Seven of the students on the program were juniors and will not have the opportunity to find another study abroad program because of senior-year obligations. Kaufman explained that she has seen several students about finding alternative OCS programs. Students from the Turkey program will have the opportunity to apply to all Carleton programs for the 2016-2017 year, even if the deadline is passed. Carleton also has good relationships with other programs who are aware of the situation and will approach them on students’ behalves to help make sure they get accepted. “Whatever we can do we are willing to do,” Kaufman said.
Perhaps one of the most stressful parts of the program cancellation was when students had to scramble to register for classes and to find housing. Matthew Elfstrand ’17, a history major, said he did not get into everything that he wanted to take and had planned his junior year under the assumption he would be abroad in the Spring. However, for the most part, students said that professors were understanding and accommodating of the circumstances. History Department Chair Bill North explained that the department has been encouraging colleagues to allow people from the program to enroll off of the waitlist, even if they waitlisted late.
Although the OCS Office alerted Residential Life of the possibility of the program’s cancellation a month before it was cancelled, Res Life could not make preparations beyond checking to see if spaces vacated by students going to Turkey were still available and checking to make sure there was enough space available if the program was cancelled, explained Director of Residential Life Andrea Robinson.

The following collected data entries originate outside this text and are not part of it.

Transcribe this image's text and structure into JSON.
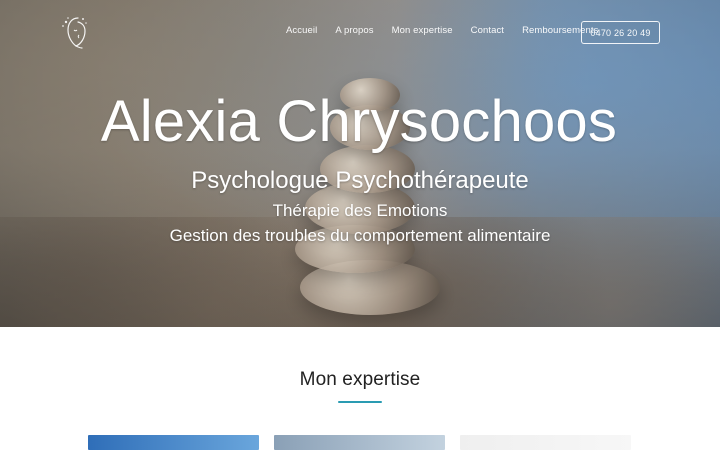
{
  "nav": {
    "links": [
      "Accueil",
      "A propos",
      "Mon expertise",
      "Contact",
      "Remboursements"
    ],
    "phone": "0470 26 20 49"
  },
  "hero": {
    "name": "Alexia Chrysochoos",
    "subtitle": "Psychologue Psychothérapeute",
    "line2": "Thérapie des Emotions",
    "line3": "Gestion des troubles du comportement alimentaire"
  },
  "section": {
    "title": "Mon expertise",
    "accent_color": "#2a9bb2"
  },
  "icons": {
    "logo": "face-logo-icon"
  }
}
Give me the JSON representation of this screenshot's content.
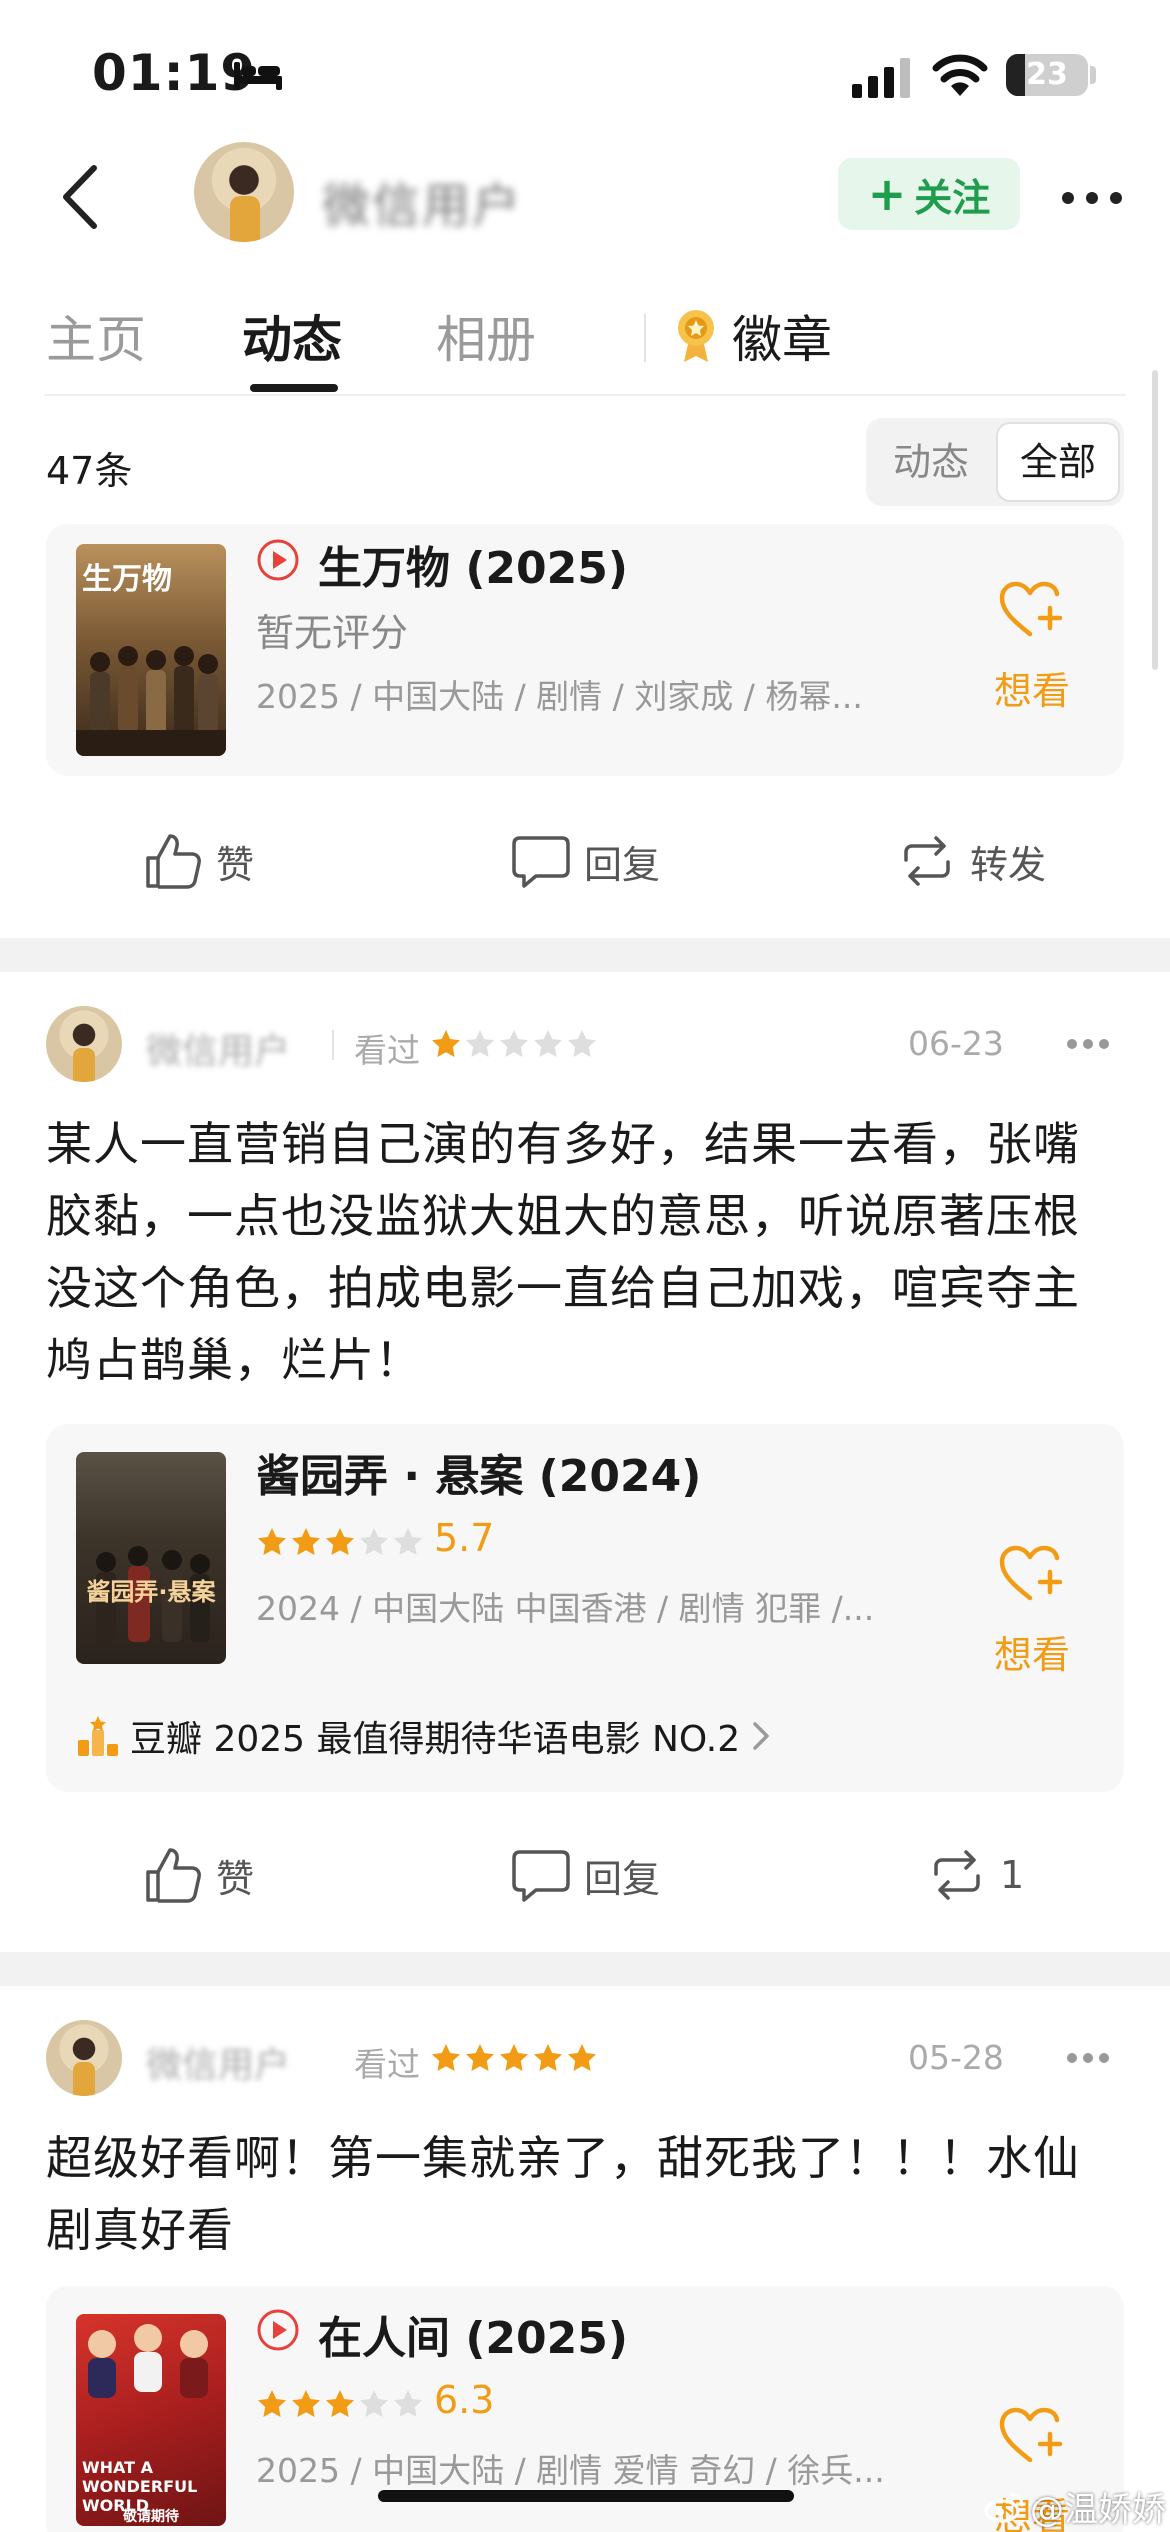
{
  "status_bar": {
    "time": "01:19",
    "battery": "23",
    "battery_level": 0.23
  },
  "header": {
    "username": "微信用户",
    "follow_label": "关注"
  },
  "tabs": [
    {
      "label": "主页"
    },
    {
      "label": "动态"
    },
    {
      "label": "相册"
    },
    {
      "label": "徽章"
    }
  ],
  "filter": {
    "count": "47条",
    "options": [
      "动态",
      "全部"
    ],
    "selected": "全部"
  },
  "colors": {
    "accent": "#f29b14",
    "follow_green": "#1f9d4d",
    "play_red": "#e8413c"
  },
  "cards": [
    {
      "title": "生万物 (2025)",
      "rating_text": "暂无评分",
      "meta": "2025 / 中国大陆 / 剧情 / 刘家成 / 杨幂...",
      "want_label": "想看",
      "poster_caption": "生万物"
    },
    {
      "title": "酱园弄 · 悬案 (2024)",
      "stars": 3,
      "score": "5.7",
      "meta": "2024 / 中国大陆 中国香港 / 剧情 犯罪 /...",
      "want_label": "想看",
      "rank": "豆瓣 2025 最值得期待华语电影 NO.2",
      "poster_caption": "酱园弄·悬案"
    },
    {
      "title": "在人间 (2025)",
      "stars": 3,
      "score": "6.3",
      "meta": "2025 / 中国大陆 / 剧情 爱情 奇幻 / 徐兵...",
      "want_label": "想看",
      "poster_caption": "WHAT A WONDERFUL WORLD",
      "poster_sub": "敬请期待"
    }
  ],
  "actions": [
    {
      "like": "赞",
      "reply": "回复",
      "repost": "转发"
    },
    {
      "like": "赞",
      "reply": "回复",
      "repost": "1"
    }
  ],
  "posts": [
    {
      "user": "微信用户",
      "status": "看过",
      "stars": 1,
      "date": "06-23",
      "body": "某人一直营销自己演的有多好，结果一去看，张嘴胶黏，一点也没监狱大姐大的意思，听说原著压根没这个角色，拍成电影一直给自己加戏，喧宾夺主鸠占鹊巢，烂片！"
    },
    {
      "user": "微信用户",
      "status": "看过",
      "stars": 5,
      "date": "05-28",
      "body": "超级好看啊！第一集就亲了，甜死我了！！！水仙剧真好看"
    }
  ],
  "watermark": "@温娇娇"
}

They also checked to see if any of the vacancies in those rooms had been filled by random placement, as opposed to draw-in, in which case they would have considered moving students to make space for returners. All vacancies had been filled by draw-in, however. Chloe Bash ’17, a history major, feels very lucky about finding a good living situation and getting into desired classes. However, she wishes that taking a term off had been presented as an option for students on the program.
“I think that if there had been an easier way to do so and it had been explicitly offered as one of the possibilities, I would not be on campus this term. It appeared that we were automatically expected to return to campus,” Bash said.